傅询握住他的手:“你别怕, 先皇已经驾崩了, 他不会怪罪韩家了。兄长从来没有要发落韩家的意思,我也没有。”
韩悯定下心神, 轻轻地点点头:“我知道。”
傅询摸摸他的鬓角,试着把他拉进殿中。
偏殿偌大, 正中是一张大供案, 案中放着先太子的灵牌, 时鲜瓜果贡品。
四周灵幡素绸垂落, 却一动不动。
此时已是黄昏,门开时,将散的晚霞光彩映入门内,将白布都染上昏黄的颜色。
晚风吹入, 缓缓地拂动灵幡。
韩悯这才看见, 偏殿的左侧是一片荒芜似的焦黑。
傅询问:“你兄长跟你说过吗?”
韩悯思忖了一会儿,最终摇摇头。
“韩家抄家时,你在牢里, 先皇依着傅筌的意思,把你兄长召进宫中,给我兄长祈福。”
“深夜殿中走水,宫人不曾察觉,后来傅筌拦着不让救火,你兄长就抱着我兄长的灵牌,躲到供案下。”
“最后东风散雨,火光退去。”
原来是这件事。
韩悯道:“兄长没跟我提过,但是杨公公跟我说起过。”
原来就是在这里。
傅询又道:“烧了左侧的宫殿,先皇只让他们将外墙砌起来,说里边是兄长显灵的痕迹,就没让他们动。”
先皇仿佛是个很复杂的人。
于傅临,他是个好父亲。虽然位高权重,但是于嫡长子,却不曾有过帝王家常有的猜忌与怀疑。
对其他儿子,不做储君培养,只是让各宫妃子教养,偶有宽厚慈爱的时候。小时候韩悯与五王爷傅让在一块玩儿,见过他两面,不过是寻常严父的模样。

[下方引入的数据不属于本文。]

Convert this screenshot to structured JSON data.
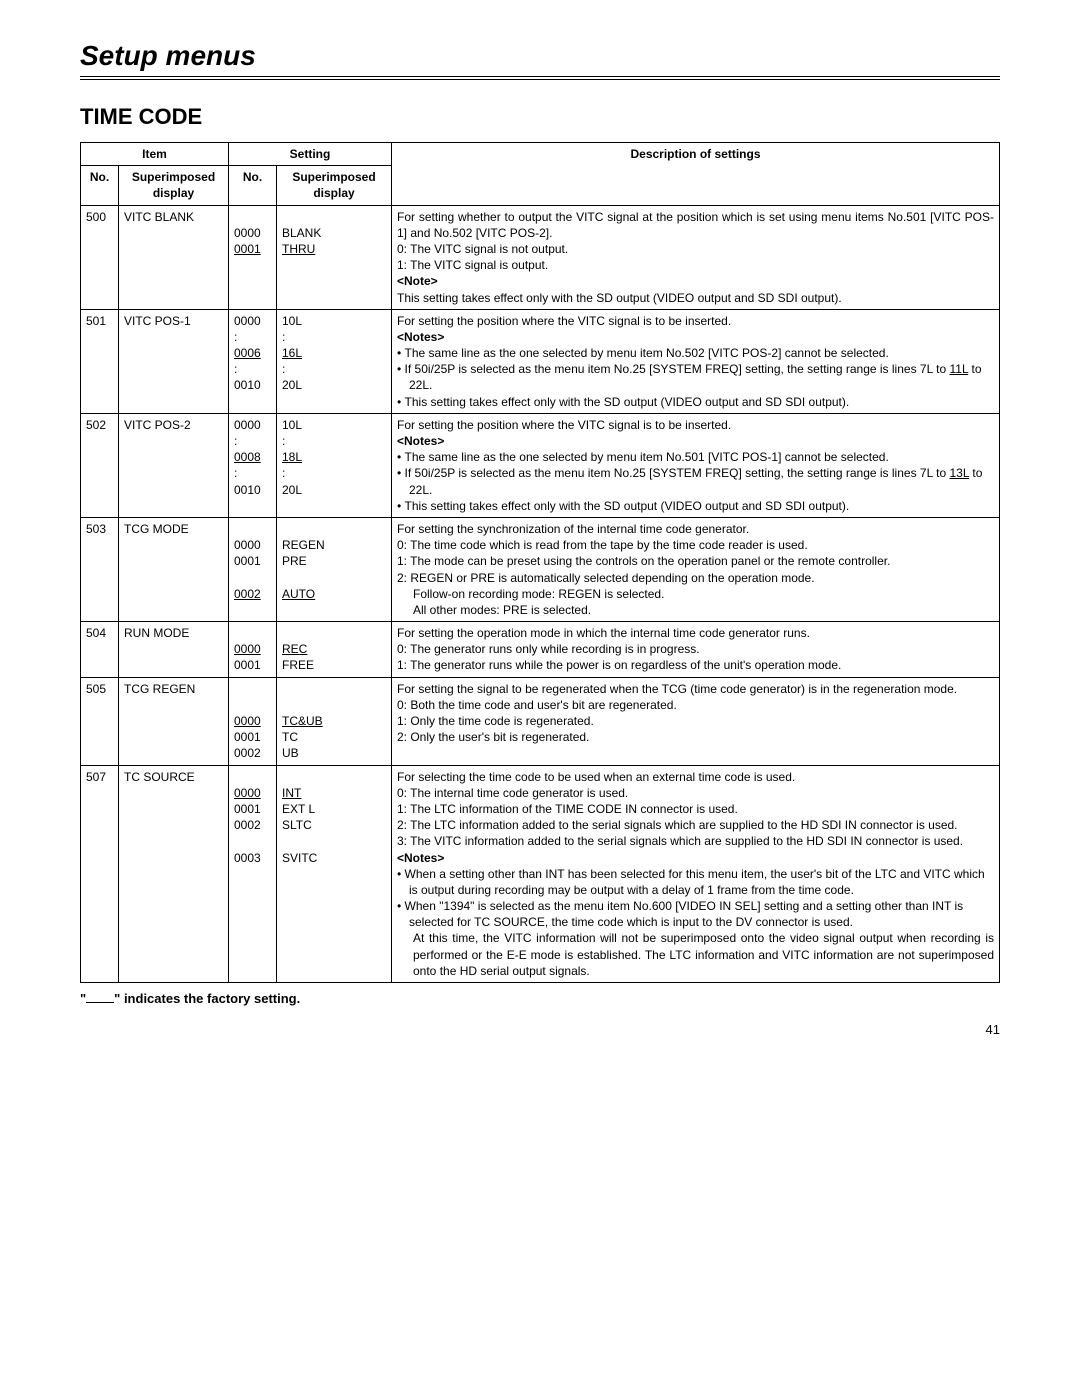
{
  "page_header": "Setup menus",
  "section_title": "TIME CODE",
  "thead": {
    "item": "Item",
    "setting": "Setting",
    "no": "No.",
    "super_disp": "Superimposed display",
    "desc": "Description of settings"
  },
  "rows": [
    {
      "no": "500",
      "item": "VITC BLANK",
      "settings_no": [
        {
          "t": ""
        },
        {
          "t": "0000"
        },
        {
          "t": "0001",
          "u": true
        }
      ],
      "settings_disp": [
        {
          "t": ""
        },
        {
          "t": "BLANK"
        },
        {
          "t": "THRU",
          "u": true
        }
      ],
      "desc_lines": [
        {
          "type": "plain",
          "t": "For setting whether to output the VITC signal at the position which is set using menu items No.501 [VITC POS-1] and No.502 [VITC POS-2].",
          "just": true
        },
        {
          "type": "num",
          "t": "0: The VITC signal is not output."
        },
        {
          "type": "num",
          "t": "1: The VITC signal is output."
        },
        {
          "type": "plain",
          "t": "<Note>",
          "bold": true
        },
        {
          "type": "plain",
          "t": "This setting takes effect only with the SD output (VIDEO output and SD SDI output).",
          "just": true
        }
      ]
    },
    {
      "no": "501",
      "item": "VITC POS-1",
      "settings_no": [
        {
          "t": "0000"
        },
        {
          "t": ":"
        },
        {
          "t": "0006",
          "u": true
        },
        {
          "t": ":"
        },
        {
          "t": "0010"
        }
      ],
      "settings_disp": [
        {
          "t": "10L"
        },
        {
          "t": ":"
        },
        {
          "t": "16L",
          "u": true
        },
        {
          "t": ":"
        },
        {
          "t": "20L"
        }
      ],
      "desc_lines": [
        {
          "type": "plain",
          "t": "For setting the position where the VITC signal is to be inserted."
        },
        {
          "type": "plain",
          "t": "<Notes>",
          "bold": true
        },
        {
          "type": "bullet",
          "t": "The same line as the one selected by menu item No.502 [VITC POS-2] cannot be selected."
        },
        {
          "type": "bullet",
          "html": "If 50i/25P is selected as the menu item No.25 [SYSTEM FREQ] setting, the setting range is lines 7L to <span class=\"u\">11L</span> to 22L."
        },
        {
          "type": "bullet",
          "t": "This setting takes effect only with the SD output (VIDEO output and SD SDI output)."
        }
      ]
    },
    {
      "no": "502",
      "item": "VITC POS-2",
      "settings_no": [
        {
          "t": "0000"
        },
        {
          "t": ":"
        },
        {
          "t": "0008",
          "u": true
        },
        {
          "t": ":"
        },
        {
          "t": "0010"
        }
      ],
      "settings_disp": [
        {
          "t": "10L"
        },
        {
          "t": ":"
        },
        {
          "t": "18L",
          "u": true
        },
        {
          "t": ":"
        },
        {
          "t": "20L"
        }
      ],
      "desc_lines": [
        {
          "type": "plain",
          "t": "For setting the position where the VITC signal is to be inserted."
        },
        {
          "type": "plain",
          "t": "<Notes>",
          "bold": true
        },
        {
          "type": "bullet",
          "t": "The same line as the one selected by menu item No.501 [VITC POS-1] cannot be selected."
        },
        {
          "type": "bullet",
          "html": "If 50i/25P is selected as the menu item No.25 [SYSTEM FREQ] setting, the setting range is lines 7L to <span class=\"u\">13L</span> to 22L."
        },
        {
          "type": "bullet",
          "t": "This setting takes effect only with the SD output (VIDEO output and SD SDI output)."
        }
      ]
    },
    {
      "no": "503",
      "item": "TCG MODE",
      "settings_no": [
        {
          "t": ""
        },
        {
          "t": "0000"
        },
        {
          "t": "0001"
        },
        {
          "t": ""
        },
        {
          "t": "0002",
          "u": true
        }
      ],
      "settings_disp": [
        {
          "t": ""
        },
        {
          "t": "REGEN"
        },
        {
          "t": "PRE"
        },
        {
          "t": ""
        },
        {
          "t": "AUTO",
          "u": true
        }
      ],
      "desc_lines": [
        {
          "type": "plain",
          "t": "For setting the synchronization of the internal time code generator."
        },
        {
          "type": "num",
          "t": "0: The time code which is read from the tape by the time code reader is used."
        },
        {
          "type": "num",
          "t": "1: The mode can be preset using the controls on the operation panel or the remote controller."
        },
        {
          "type": "num",
          "t": "2: REGEN or PRE is automatically selected depending on the operation mode."
        },
        {
          "type": "indent",
          "t": "Follow-on recording mode: REGEN is selected."
        },
        {
          "type": "indent",
          "t": "All other modes: PRE is selected."
        }
      ]
    },
    {
      "no": "504",
      "item": "RUN MODE",
      "settings_no": [
        {
          "t": ""
        },
        {
          "t": "0000",
          "u": true
        },
        {
          "t": "0001"
        }
      ],
      "settings_disp": [
        {
          "t": ""
        },
        {
          "t": "REC",
          "u": true
        },
        {
          "t": "FREE"
        }
      ],
      "desc_lines": [
        {
          "type": "plain",
          "t": "For setting the operation mode in which the internal time code generator runs."
        },
        {
          "type": "num",
          "t": "0: The generator runs only while recording is in progress."
        },
        {
          "type": "num",
          "t": "1: The generator runs while the power is on regardless of the unit's operation mode."
        }
      ]
    },
    {
      "no": "505",
      "item": "TCG REGEN",
      "settings_no": [
        {
          "t": ""
        },
        {
          "t": ""
        },
        {
          "t": "0000",
          "u": true
        },
        {
          "t": "0001"
        },
        {
          "t": "0002"
        }
      ],
      "settings_disp": [
        {
          "t": ""
        },
        {
          "t": ""
        },
        {
          "t": "TC&UB",
          "u": true
        },
        {
          "t": "TC"
        },
        {
          "t": "UB"
        }
      ],
      "desc_lines": [
        {
          "type": "plain",
          "t": "For setting the signal to be regenerated when the TCG (time code generator) is in the regeneration mode."
        },
        {
          "type": "num",
          "t": "0: Both the time code and user's bit are regenerated."
        },
        {
          "type": "num",
          "t": "1: Only the time code is regenerated."
        },
        {
          "type": "num",
          "t": "2: Only the user's bit is regenerated."
        }
      ]
    },
    {
      "no": "507",
      "item": "TC SOURCE",
      "settings_no": [
        {
          "t": ""
        },
        {
          "t": "0000",
          "u": true
        },
        {
          "t": "0001"
        },
        {
          "t": "0002"
        },
        {
          "t": ""
        },
        {
          "t": "0003"
        }
      ],
      "settings_disp": [
        {
          "t": ""
        },
        {
          "t": "INT",
          "u": true
        },
        {
          "t": "EXT L"
        },
        {
          "t": "SLTC"
        },
        {
          "t": ""
        },
        {
          "t": "SVITC"
        }
      ],
      "desc_lines": [
        {
          "type": "plain",
          "t": "For selecting the time code to be used when an external time code is used."
        },
        {
          "type": "num",
          "t": "0: The internal time code generator is used."
        },
        {
          "type": "num",
          "t": "1: The LTC information of the TIME CODE IN connector is used."
        },
        {
          "type": "num",
          "t": "2: The LTC information added to the serial signals which are supplied to the HD SDI IN connector is used."
        },
        {
          "type": "num",
          "t": "3: The VITC information added to the serial signals which are supplied to the HD SDI IN connector is used."
        },
        {
          "type": "plain",
          "t": "<Notes>",
          "bold": true
        },
        {
          "type": "bullet",
          "t": "When a setting other than INT has been selected for this menu item, the user's bit of the LTC and VITC which is output during recording may be output with a delay of 1 frame from the time code."
        },
        {
          "type": "bullet",
          "t": "When \"1394\" is selected as the menu item No.600 [VIDEO IN SEL] setting and a setting other than INT is selected for TC SOURCE, the time code which is input to the DV connector is used."
        },
        {
          "type": "indent",
          "t": "At this time, the VITC information will not be superimposed onto the video signal output when recording is performed or the E-E mode is established.  The LTC information and VITC information are not superimposed onto the HD serial output signals.",
          "just": true
        }
      ]
    }
  ],
  "footnote_prefix": "\"",
  "footnote_suffix": "\" indicates the factory setting.",
  "page_number": "41"
}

或许是在宫廷漫长的生活中渐感无趣,他便将大部分的精神寄托放在嫡长子身上。
给大齐留下一个合格的统治者,消磨了他大半生的时光。
可是傅临去世了,就好像孩童耗费一个下午,搭建得高高的积木塔一样倒塌了。
先皇也不知道自己究竟剩下了些什么。
所以他怨恨一切相关联的人与事。
倘若没有恭王挑唆,韩家依旧会遭此一劫,根源就在先皇。
韩悯也一直恨他。
他试图培养一个合格的储君,却忘了把自己也变成一个合格的君王。
不过就算韩悯记恨他,也很少在傅询面前表现出来。
毕竟是傅询的生身父亲。
可是今日,韩悯抿了抿唇角,壮着胆子道:“可先太子不是因为先皇才显灵的,是因为我兄长。”
“是。”
傅询从案上拿起香烛,点燃之后,分了三支给他。
“他要你兄长平安喜乐,长命百岁。”
白烟淡淡,韩悯接过三支香烛,随傅询在先太子的牌位前揖了三下。
从明堂殿出来时,天色已暗,韩悯思忖半晌,终是问道:“下回我兄长回来,能让他也过来祭拜吗?”
傅询颔首:“自然。”
*
暮色四合,马车缓缓驶出宫门,木轮碾过石板。
韩悯拢着衣袖,坐在马车里,脸色微沉,垂着眼眸,不知道在想什么。
傅询看了他一眼,问道:“派人去柳府找小剂子,把那柄长剑带过来?”
韩悯抬眼:“不用。陛下人就在这里,我哪里要什么长剑傍身?”
傅询勾了勾唇角,拉过他的手。
二月底恭王伏法,由江涣审他。
许是做过的事情太多,审了快有一个半月,今日才算是将卷宗整理出来。
卫归抱着佩刀站在恭王府前,不多时,便看见远处一辆马车缓缓驶来。
他整理好窄袖,清了清嗓子,走下府门前的石阶。
在马车停下,里边人掀开帘子下车时,抱拳行礼。
“臣卫归参见陛下。”
傅询应了一声,回过头,扶了一下韩悯。
卫归又笑着喊了一句:“韩大人。”
韩悯还礼:“卫将军。”
卫归侧开身子,让他们先行,一面道:“江大人都已经预备好了。”
知道韩悯害怕暗室,傅询特意吩咐把傅筌提出来审,就在恭王府的一处厅堂里。
在暗室待了近一个半月的傅筌,也被按着洗了把脸,收拾得干净一些。
他手脚上都戴着镣铐,跪伏在地上。看上去瘦了许多,新换的素白囚服下空空荡荡的,一双眼睛深陷下去,黑得死气沉沉的。